Especially now, when the state of the world seems dire with this raging pandemic.  Especially now, when the tempers are flaring with all the political unrest in the States, in Canada, and around the globe.  Especially now, when the church in general is at an all-time low when it comes to attendance, seemed relevance, and influence.

And it’s really easy for us to just no.  No, there is nothing good to come out of such-and-such a person, place, or thing.  There is nothing good that can be had in the situations that we face.  There is nothing good that comes out of all this stuff that we just don’t like.

But you see, that is where we’ll be wrong.  Because as God continually shows us time and again, that God can be present in whatever situation we find ourselves in.  God can be present in whatever hurt or pain we might be feeling.  God can be present in that individual that we just don’t like, however deplorable we might see them as. 

Earlier this past week as I saw this Tweet by writer and activist Anne Lamott, where she says, and I quote, “I hope Trump and his kids go to prison.  But God loves this gross, violent, insane man.  That’s the mystery of grace.  I’ve said I’d wash Dick Cheney’s feet and I know he’d wash mine; while I’m not there w/Trump yet, I’d get him a glass of water.  God and the pope would.  Biden would.”  And I know, not everyone is going to share this negative sentiment about Trump or positive sentiment about Cheney, Biden, the pope, or even God, but that isn’t the point.  The point is God’s grace is big enough to cover even those whom we don’t like very much or even borderline hate.  God’s love is bigger than us.

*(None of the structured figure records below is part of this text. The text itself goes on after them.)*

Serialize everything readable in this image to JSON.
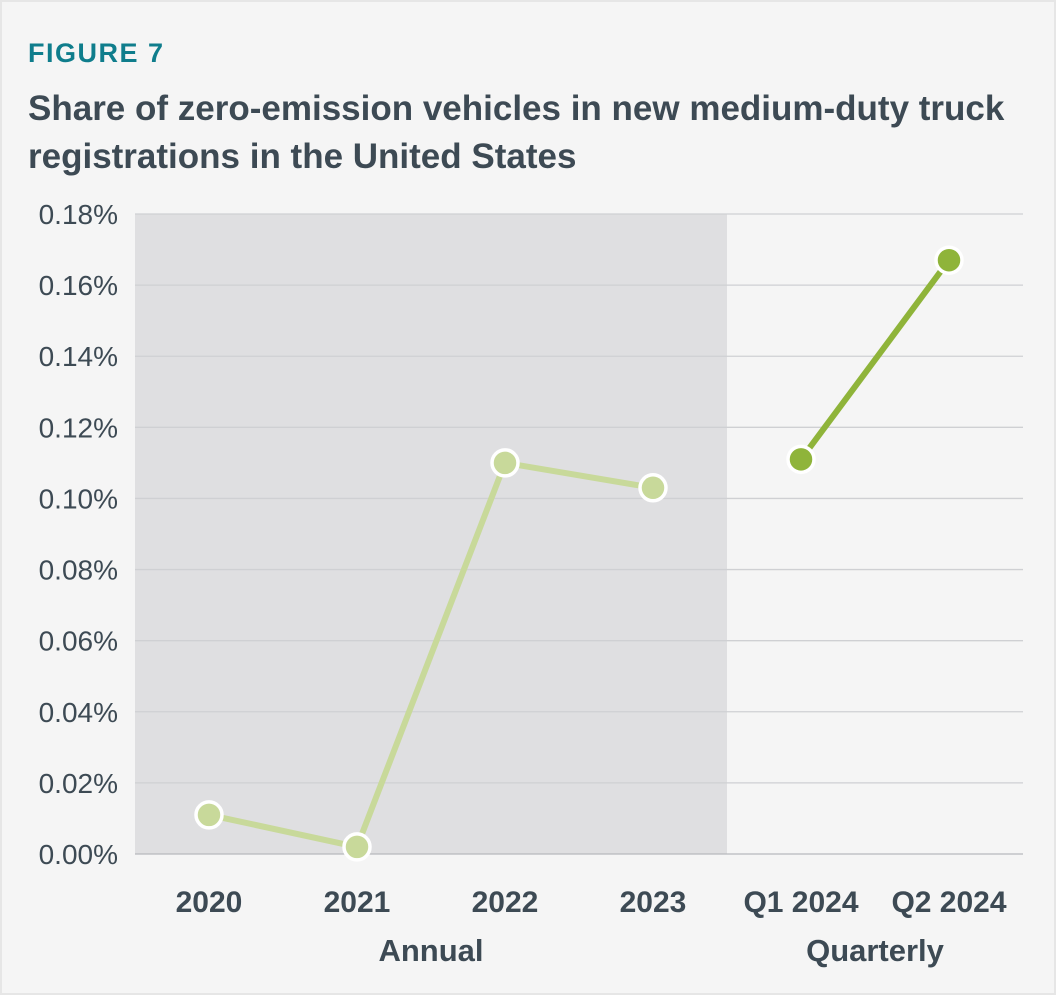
{
  "figure_label": "FIGURE 7",
  "title": "Share of zero-emission vehicles in new medium-duty truck registrations in the United States",
  "colors": {
    "annual_line": "#c8d99a",
    "quarterly_line": "#8fb43a",
    "shade": "#dfdfe1",
    "grid": "#cfd0d3",
    "text": "#3d4a54",
    "figure_label": "#0f7d8c"
  },
  "chart_data": {
    "type": "line",
    "categories": [
      "2020",
      "2021",
      "2022",
      "2023",
      "Q1 2024",
      "Q2 2024"
    ],
    "groups": [
      {
        "label": "Annual",
        "categories": [
          "2020",
          "2021",
          "2022",
          "2023"
        ]
      },
      {
        "label": "Quarterly",
        "categories": [
          "Q1 2024",
          "Q2 2024"
        ]
      }
    ],
    "series": [
      {
        "values": [
          0.011,
          0.002,
          0.11,
          0.103,
          null,
          null
        ]
      },
      {
        "values": [
          null,
          null,
          null,
          null,
          0.111,
          0.167
        ]
      }
    ],
    "ylim": [
      0,
      0.18
    ],
    "yticks": [
      "0.00%",
      "0.02%",
      "0.04%",
      "0.06%",
      "0.08%",
      "0.10%",
      "0.12%",
      "0.14%",
      "0.16%",
      "0.18%"
    ],
    "grid": true,
    "shaded_region": "Annual",
    "xlabel": "",
    "ylabel": ""
  }
}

Lutheran pastor and author Nadia Bolz-Weber retweeted Anne Lamott’s sentiment and added her own take, “this is why grace is not the most popular topic – because it is ****ing offensive.  I will never understand why God isn’t more discerning” and then replies to herself, “to be clear: I don’t see anything redeemable about the man.  I just need to believe that somehow God does.”  Again, this doesn’t have to do specifically with President Trump, but it has to do with God’s grace, which again is bigger than us, bigger than our ability to even forgive, bigger than our inability to love.  And not necessarily our ability to forgive and/or love Trump specifically, but anyone that we might not be able to stand.  Be it our boss that inexplicably fired us.  That ex-significant other that hurt us so much.  That hypocritical friend that crossed that line for the last time.  We don’t have to see anything redeemable about these people, we just need to believe that God does.

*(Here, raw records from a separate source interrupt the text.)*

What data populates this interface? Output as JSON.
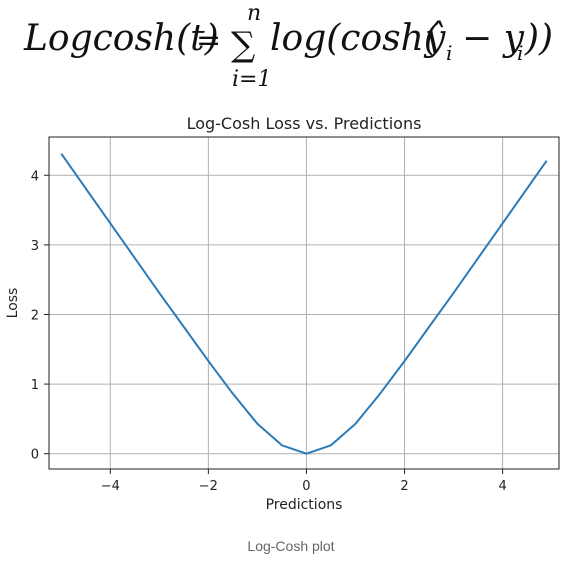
{
  "formula": {
    "lhs": "Logcosh(t)",
    "equals": "=",
    "sigma": "∑",
    "upper": "n",
    "lower": "i=1",
    "rhs_start": "log(cosh(",
    "yhat": "ŷ",
    "sub_i": "i",
    "minus": "− y",
    "rhs_end": "))"
  },
  "chart_data": {
    "type": "line",
    "title": "Log-Cosh Loss vs. Predictions",
    "xlabel": "Predictions",
    "ylabel": "Loss",
    "xlim": [
      -5.25,
      5.15
    ],
    "ylim": [
      -0.22,
      4.55
    ],
    "x_ticks": [
      -4,
      -2,
      0,
      2,
      4
    ],
    "x_tick_labels": [
      "−4",
      "−2",
      "0",
      "2",
      "4"
    ],
    "y_ticks": [
      0,
      1,
      2,
      3,
      4
    ],
    "y_tick_labels": [
      "0",
      "1",
      "2",
      "3",
      "4"
    ],
    "grid": true,
    "series": [
      {
        "color": "#2b7bb9",
        "x": [
          -5.0,
          -4.5,
          -4.0,
          -3.5,
          -3.0,
          -2.5,
          -2.0,
          -1.5,
          -1.0,
          -0.5,
          0.0,
          0.5,
          1.0,
          1.5,
          2.0,
          2.5,
          3.0,
          3.5,
          4.0,
          4.5,
          4.9
        ],
        "y": [
          4.31,
          3.81,
          3.31,
          2.81,
          2.31,
          1.82,
          1.33,
          0.86,
          0.43,
          0.12,
          0.0,
          0.12,
          0.43,
          0.86,
          1.33,
          1.82,
          2.31,
          2.81,
          3.31,
          3.81,
          4.21
        ]
      }
    ]
  },
  "caption": "Log-Cosh plot"
}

And this, my friends, is what I want to proclaim.  This is what I want to shout out from the rooftops.  This is what I am called to help you all come and see.  It isn’t my political agenda or bias.  It isn’t any partisan opinion or viewpoint.  It isn’t even to draw to light how little I actually know about politics.  But it is about God’s grace.  God’s peace.  God’s redeeming love for each and every one of us, wonderfully and marvelously made in God’s own image, held and blessed as God’s own, and called to share this good news with all people.

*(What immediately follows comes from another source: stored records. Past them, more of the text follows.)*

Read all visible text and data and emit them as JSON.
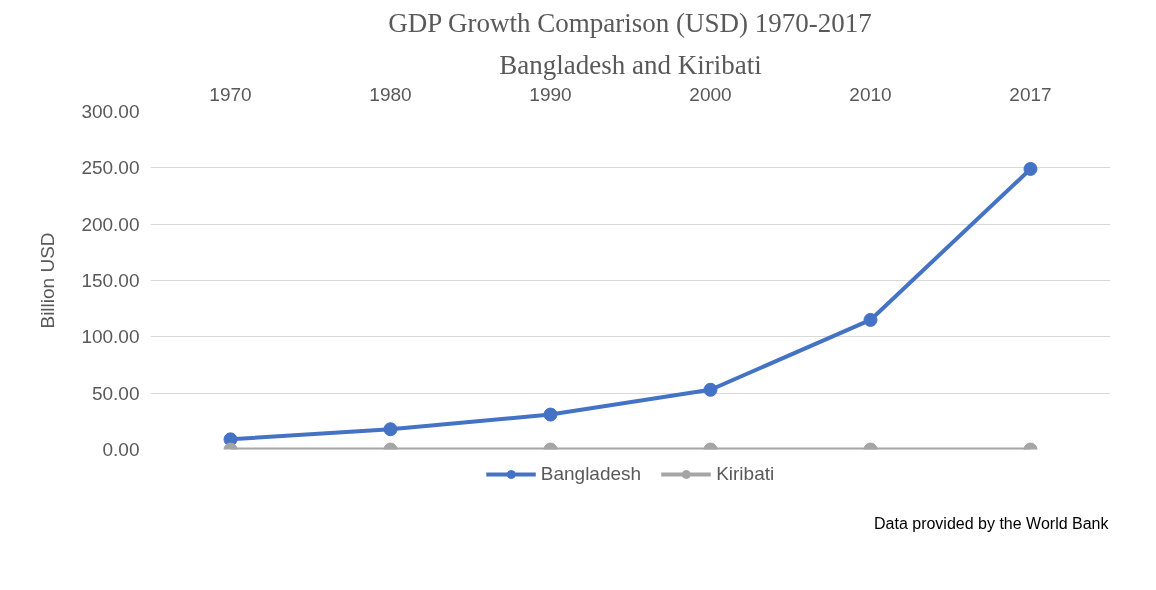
{
  "chart_data": {
    "type": "line",
    "title": "GDP Growth Comparison (USD) 1970-2017",
    "subtitle": "Bangladesh and Kiribati",
    "ylabel": "Billion USD",
    "categories": [
      "1970",
      "1980",
      "1990",
      "2000",
      "2010",
      "2017"
    ],
    "series": [
      {
        "name": "Bangladesh",
        "color": "#4472c4",
        "values": [
          9,
          18,
          31,
          53,
          115,
          249
        ]
      },
      {
        "name": "Kiribati",
        "color": "#a5a5a5",
        "values": [
          0,
          0,
          0,
          0,
          0,
          0
        ]
      }
    ],
    "ylim": [
      0,
      300
    ],
    "yticks": [
      {
        "value": 0,
        "label": "0.00"
      },
      {
        "value": 50,
        "label": "50.00"
      },
      {
        "value": 100,
        "label": "100.00"
      },
      {
        "value": 150,
        "label": "150.00"
      },
      {
        "value": 200,
        "label": "200.00"
      },
      {
        "value": 250,
        "label": "250.00"
      },
      {
        "value": 300,
        "label": "300.00"
      }
    ],
    "grid": "y",
    "legend": "bottom",
    "marker": "circle",
    "line_style": "solid",
    "annotations": [
      "Data provided by the World Bank"
    ]
  }
}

It doesn’t matter if you’re a young child like Samuel.  It doesn’t matter if you’re an arrogant know-it-all like Paul.  It doesn’t even matter if you’re sarcastic and cynical naysayer like Nathan…ael (who is totally who I meant, not myself).  But God’s grace is big enough to cover even these.  Even me.  Even you.  And God’s grace not only covers us, forgives us, and redeems us into God’s kingdom, but it also calls us to share this good news with others.  Equips us, empowers us, encourages us with a love that truly surpasses any kind of understanding.

This is me.  And I’d like to believe that this is you as well.  This is us, God’s beloved children, working together to navigate this wild and crazy world, flawed but forgiven, wretched yet redeemed, lousy and somehow and some way, still dearly loved by God.

In this season after the Epiphany, may we heed the call to not just proclaim God’s good news, but to believe it to be true for ourselves that we might be excited to go out into the world and beckon others to come and see this God that is pure love.  Thanks be to God.  Amen.